Fiscal Regimes


9. Calculating Revenues: Avoiding Pitfalls

Since revenues are a function of the production volumes and prices for the mineral/petroleum taxpayers have an incentive to minimise reported production from EI projects as well as the value of their resources. Reporting low production values directly reduces the amount of royalties they must pay as these are calculated as a percentage of value or proportion of production.

In the case of resource exports the quantity and value can normally be tested at specific exit points, typically the port or land border station. However, this requires advanced testing laboratories to verify producer claims as to the value of the resources being exported. Enforcement of the fiscal regime is complicated with precious metals/stones such as gold and diamonds which are particularly susceptible to smuggling across borders due to their high value-to-weight ratio. Measures to increase revenue thus overlap with measures to reduce crime, including money laundering, a task for which the Customs authorities are best equipped to tackle.
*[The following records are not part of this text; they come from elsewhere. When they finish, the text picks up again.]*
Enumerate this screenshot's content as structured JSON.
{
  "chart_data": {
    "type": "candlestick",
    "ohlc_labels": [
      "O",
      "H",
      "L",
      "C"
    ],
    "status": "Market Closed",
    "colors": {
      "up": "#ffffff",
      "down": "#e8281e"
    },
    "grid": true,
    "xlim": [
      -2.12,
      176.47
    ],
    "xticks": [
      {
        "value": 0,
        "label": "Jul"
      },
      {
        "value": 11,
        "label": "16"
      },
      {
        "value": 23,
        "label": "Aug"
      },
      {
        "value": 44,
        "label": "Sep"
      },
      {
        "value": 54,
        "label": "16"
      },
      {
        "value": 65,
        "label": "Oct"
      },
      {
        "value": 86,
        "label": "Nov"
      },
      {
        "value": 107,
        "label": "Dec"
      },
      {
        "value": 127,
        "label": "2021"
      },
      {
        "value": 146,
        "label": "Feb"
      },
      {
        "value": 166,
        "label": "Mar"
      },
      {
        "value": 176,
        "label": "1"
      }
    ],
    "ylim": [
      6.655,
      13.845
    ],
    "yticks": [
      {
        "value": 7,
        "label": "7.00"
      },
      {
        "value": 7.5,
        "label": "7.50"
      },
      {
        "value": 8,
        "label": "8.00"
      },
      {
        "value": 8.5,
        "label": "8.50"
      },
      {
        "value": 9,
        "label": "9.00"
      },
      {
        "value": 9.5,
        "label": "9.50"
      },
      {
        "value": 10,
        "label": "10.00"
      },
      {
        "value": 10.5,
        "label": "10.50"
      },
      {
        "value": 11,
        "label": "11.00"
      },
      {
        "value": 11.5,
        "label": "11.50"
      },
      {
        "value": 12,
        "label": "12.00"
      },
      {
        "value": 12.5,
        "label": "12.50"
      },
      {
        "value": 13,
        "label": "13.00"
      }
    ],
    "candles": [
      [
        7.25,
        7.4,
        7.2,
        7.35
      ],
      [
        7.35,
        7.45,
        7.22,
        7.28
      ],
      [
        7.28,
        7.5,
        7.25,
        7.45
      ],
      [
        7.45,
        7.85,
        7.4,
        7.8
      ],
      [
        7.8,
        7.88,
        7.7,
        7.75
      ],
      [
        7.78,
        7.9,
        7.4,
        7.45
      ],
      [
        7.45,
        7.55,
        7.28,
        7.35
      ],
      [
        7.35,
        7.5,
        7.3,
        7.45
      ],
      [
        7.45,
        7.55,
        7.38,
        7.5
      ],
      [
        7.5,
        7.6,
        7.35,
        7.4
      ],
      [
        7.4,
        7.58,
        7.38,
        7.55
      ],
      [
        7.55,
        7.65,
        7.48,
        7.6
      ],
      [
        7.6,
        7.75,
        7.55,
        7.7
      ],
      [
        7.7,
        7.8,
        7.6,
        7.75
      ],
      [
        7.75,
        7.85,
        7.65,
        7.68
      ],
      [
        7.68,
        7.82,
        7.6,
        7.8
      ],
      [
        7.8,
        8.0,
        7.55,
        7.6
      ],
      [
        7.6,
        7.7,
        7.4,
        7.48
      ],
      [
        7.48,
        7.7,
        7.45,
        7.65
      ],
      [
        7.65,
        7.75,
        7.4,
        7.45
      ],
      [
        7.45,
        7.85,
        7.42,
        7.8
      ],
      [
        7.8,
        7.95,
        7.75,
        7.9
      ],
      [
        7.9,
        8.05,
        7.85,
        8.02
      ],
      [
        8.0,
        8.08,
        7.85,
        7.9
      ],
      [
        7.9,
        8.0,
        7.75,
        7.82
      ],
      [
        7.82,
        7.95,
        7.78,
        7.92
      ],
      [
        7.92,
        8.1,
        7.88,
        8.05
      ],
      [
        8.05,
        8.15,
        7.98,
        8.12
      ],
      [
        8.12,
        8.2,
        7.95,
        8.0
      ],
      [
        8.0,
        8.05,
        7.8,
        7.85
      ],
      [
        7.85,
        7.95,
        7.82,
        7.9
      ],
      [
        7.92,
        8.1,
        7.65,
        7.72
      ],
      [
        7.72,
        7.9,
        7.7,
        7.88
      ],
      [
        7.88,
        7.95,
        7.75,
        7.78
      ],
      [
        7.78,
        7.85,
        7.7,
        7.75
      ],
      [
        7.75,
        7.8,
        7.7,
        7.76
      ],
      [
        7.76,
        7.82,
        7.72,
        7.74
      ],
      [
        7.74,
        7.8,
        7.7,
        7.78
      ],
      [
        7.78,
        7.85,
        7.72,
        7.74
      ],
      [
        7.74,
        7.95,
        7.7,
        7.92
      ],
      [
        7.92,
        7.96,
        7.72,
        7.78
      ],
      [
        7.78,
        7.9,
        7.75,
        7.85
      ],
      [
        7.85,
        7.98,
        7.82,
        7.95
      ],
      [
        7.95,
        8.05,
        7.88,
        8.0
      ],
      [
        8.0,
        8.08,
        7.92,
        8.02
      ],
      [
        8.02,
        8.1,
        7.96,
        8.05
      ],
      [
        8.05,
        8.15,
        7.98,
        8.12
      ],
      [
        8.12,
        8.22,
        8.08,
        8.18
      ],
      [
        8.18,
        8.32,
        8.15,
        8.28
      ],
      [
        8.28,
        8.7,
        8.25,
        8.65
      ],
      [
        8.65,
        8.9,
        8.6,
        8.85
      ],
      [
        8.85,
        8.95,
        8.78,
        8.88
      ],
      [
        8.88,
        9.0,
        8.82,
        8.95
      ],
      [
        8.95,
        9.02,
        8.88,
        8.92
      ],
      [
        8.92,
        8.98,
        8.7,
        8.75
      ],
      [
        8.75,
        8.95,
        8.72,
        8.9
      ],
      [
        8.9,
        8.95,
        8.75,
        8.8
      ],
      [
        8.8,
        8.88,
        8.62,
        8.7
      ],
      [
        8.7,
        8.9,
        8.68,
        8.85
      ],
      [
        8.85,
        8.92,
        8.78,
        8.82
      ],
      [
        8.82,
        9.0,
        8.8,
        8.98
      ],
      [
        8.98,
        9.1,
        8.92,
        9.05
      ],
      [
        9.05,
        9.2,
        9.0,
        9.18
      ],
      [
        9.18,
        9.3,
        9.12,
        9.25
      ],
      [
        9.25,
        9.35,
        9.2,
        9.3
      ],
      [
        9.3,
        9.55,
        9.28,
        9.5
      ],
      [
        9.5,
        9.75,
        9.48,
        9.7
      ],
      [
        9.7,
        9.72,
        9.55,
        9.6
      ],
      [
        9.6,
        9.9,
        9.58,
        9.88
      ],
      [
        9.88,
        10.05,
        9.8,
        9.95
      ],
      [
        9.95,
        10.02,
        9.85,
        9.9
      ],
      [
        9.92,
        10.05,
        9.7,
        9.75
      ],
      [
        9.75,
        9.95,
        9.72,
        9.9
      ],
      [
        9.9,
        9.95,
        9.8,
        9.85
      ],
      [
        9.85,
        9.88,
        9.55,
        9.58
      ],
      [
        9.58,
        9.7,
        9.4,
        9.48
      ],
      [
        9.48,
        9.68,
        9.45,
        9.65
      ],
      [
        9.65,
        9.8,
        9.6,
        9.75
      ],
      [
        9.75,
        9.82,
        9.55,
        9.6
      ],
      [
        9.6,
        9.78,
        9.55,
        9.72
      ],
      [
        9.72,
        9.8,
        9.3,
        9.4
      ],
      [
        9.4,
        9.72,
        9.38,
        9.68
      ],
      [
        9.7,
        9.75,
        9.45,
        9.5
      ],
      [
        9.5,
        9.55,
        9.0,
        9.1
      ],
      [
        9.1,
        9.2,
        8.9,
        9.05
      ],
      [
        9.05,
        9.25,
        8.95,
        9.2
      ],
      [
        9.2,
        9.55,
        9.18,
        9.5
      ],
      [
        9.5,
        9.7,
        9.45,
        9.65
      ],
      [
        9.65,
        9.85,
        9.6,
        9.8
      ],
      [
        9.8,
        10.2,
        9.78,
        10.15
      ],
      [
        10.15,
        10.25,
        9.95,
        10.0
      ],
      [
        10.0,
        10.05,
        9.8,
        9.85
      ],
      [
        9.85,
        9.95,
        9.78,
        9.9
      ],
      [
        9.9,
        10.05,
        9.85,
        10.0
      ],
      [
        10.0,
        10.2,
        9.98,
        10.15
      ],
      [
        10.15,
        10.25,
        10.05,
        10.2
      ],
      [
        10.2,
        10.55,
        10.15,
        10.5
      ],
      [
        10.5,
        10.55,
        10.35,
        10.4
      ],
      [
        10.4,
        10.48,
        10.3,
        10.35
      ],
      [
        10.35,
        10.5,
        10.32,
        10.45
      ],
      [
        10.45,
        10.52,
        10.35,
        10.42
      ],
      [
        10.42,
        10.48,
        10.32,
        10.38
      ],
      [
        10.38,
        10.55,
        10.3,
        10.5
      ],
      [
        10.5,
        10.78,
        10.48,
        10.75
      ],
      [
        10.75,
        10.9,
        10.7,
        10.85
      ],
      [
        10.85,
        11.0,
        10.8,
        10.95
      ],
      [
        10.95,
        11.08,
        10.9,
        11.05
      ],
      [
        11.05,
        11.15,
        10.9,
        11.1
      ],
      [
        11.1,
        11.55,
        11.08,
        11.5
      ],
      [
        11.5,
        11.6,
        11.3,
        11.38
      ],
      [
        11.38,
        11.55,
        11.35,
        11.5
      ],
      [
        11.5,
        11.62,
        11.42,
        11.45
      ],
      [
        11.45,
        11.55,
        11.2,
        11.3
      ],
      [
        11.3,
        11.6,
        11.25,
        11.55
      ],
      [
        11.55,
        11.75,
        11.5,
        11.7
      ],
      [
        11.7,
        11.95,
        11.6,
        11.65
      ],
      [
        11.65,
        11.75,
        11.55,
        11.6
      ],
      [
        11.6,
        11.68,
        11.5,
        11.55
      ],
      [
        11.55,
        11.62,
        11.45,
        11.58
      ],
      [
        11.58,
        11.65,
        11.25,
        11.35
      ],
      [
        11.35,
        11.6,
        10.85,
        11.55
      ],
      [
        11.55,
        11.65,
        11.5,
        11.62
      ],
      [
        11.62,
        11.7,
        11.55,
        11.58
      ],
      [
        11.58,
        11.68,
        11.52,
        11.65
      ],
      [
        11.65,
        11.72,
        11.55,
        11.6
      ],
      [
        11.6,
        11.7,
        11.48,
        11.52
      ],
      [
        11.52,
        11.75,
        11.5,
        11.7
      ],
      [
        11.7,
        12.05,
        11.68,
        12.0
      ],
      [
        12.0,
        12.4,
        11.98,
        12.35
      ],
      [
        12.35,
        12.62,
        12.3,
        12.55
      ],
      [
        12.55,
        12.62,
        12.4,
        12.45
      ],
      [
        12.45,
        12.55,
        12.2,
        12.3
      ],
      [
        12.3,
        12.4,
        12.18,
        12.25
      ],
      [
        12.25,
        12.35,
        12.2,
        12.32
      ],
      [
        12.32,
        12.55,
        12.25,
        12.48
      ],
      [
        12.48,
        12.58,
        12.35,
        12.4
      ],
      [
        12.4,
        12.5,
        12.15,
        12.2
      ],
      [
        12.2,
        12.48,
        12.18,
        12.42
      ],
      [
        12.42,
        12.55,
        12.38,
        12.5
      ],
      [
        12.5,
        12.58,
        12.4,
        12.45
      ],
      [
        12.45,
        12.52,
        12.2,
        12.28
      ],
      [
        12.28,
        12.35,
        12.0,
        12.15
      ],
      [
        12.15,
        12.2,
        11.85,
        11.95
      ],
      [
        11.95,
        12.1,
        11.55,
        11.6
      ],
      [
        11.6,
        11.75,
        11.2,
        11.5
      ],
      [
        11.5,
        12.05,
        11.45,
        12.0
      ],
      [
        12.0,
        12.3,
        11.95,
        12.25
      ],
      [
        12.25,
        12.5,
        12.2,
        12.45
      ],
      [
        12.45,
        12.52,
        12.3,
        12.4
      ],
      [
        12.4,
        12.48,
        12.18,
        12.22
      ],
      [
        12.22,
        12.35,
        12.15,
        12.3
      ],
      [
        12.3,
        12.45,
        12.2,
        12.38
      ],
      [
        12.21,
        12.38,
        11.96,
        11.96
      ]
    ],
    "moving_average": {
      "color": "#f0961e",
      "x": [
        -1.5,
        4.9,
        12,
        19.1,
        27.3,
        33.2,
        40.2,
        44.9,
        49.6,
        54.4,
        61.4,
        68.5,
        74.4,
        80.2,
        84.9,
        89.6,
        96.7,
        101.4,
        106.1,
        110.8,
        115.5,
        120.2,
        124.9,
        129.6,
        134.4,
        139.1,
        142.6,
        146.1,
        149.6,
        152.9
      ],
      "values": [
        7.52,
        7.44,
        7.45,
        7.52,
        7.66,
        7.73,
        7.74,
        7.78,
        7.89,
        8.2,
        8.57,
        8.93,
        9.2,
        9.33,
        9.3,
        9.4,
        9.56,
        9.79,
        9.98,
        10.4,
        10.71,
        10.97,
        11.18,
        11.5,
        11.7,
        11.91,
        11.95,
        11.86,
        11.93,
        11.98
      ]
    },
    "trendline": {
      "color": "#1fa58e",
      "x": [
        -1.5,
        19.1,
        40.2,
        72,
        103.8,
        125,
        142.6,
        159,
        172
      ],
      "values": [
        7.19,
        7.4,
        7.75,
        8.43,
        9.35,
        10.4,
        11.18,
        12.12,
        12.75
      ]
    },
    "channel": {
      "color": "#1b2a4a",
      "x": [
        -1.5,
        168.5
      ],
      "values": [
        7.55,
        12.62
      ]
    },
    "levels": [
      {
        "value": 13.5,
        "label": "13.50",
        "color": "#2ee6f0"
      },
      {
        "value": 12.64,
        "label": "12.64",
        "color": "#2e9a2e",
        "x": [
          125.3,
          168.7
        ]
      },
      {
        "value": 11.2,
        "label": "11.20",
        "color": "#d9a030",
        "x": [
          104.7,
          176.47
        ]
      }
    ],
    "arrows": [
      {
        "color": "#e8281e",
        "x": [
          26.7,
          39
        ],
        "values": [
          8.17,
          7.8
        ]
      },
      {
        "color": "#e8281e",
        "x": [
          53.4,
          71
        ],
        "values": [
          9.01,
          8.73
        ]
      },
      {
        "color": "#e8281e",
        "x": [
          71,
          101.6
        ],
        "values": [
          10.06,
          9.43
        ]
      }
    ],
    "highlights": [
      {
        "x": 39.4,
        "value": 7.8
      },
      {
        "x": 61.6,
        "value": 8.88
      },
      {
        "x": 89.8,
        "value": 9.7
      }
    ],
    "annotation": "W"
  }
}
Although cross-border smuggling of petroleum and industrial minerals is harder, producers may try to undervalue their quality in order to reduce the tax they owe. Verifying the quality of crude oil or iron ore is relatively easy whereas ascertaining the quality of diamonds, for example takes rare and expensive expertise and equipment. Where that is not available, resource collection can suffer.

Offtake agreements

Resource exports can be undervalued through perfectly legal mechanisms, particularly related to the prices agreed between resource producers and their customers. Offtake agreements refer to arrangements between the resource project and their customers which fix the sale price for a specified period of time. They are typically negotiated prior to significant development activities to ensure some certainty for the EI project owners, while also allowing buyers to plan their business. The exact details of offtake agreements can have serious repercussions for government income from royalties and other revenue streams.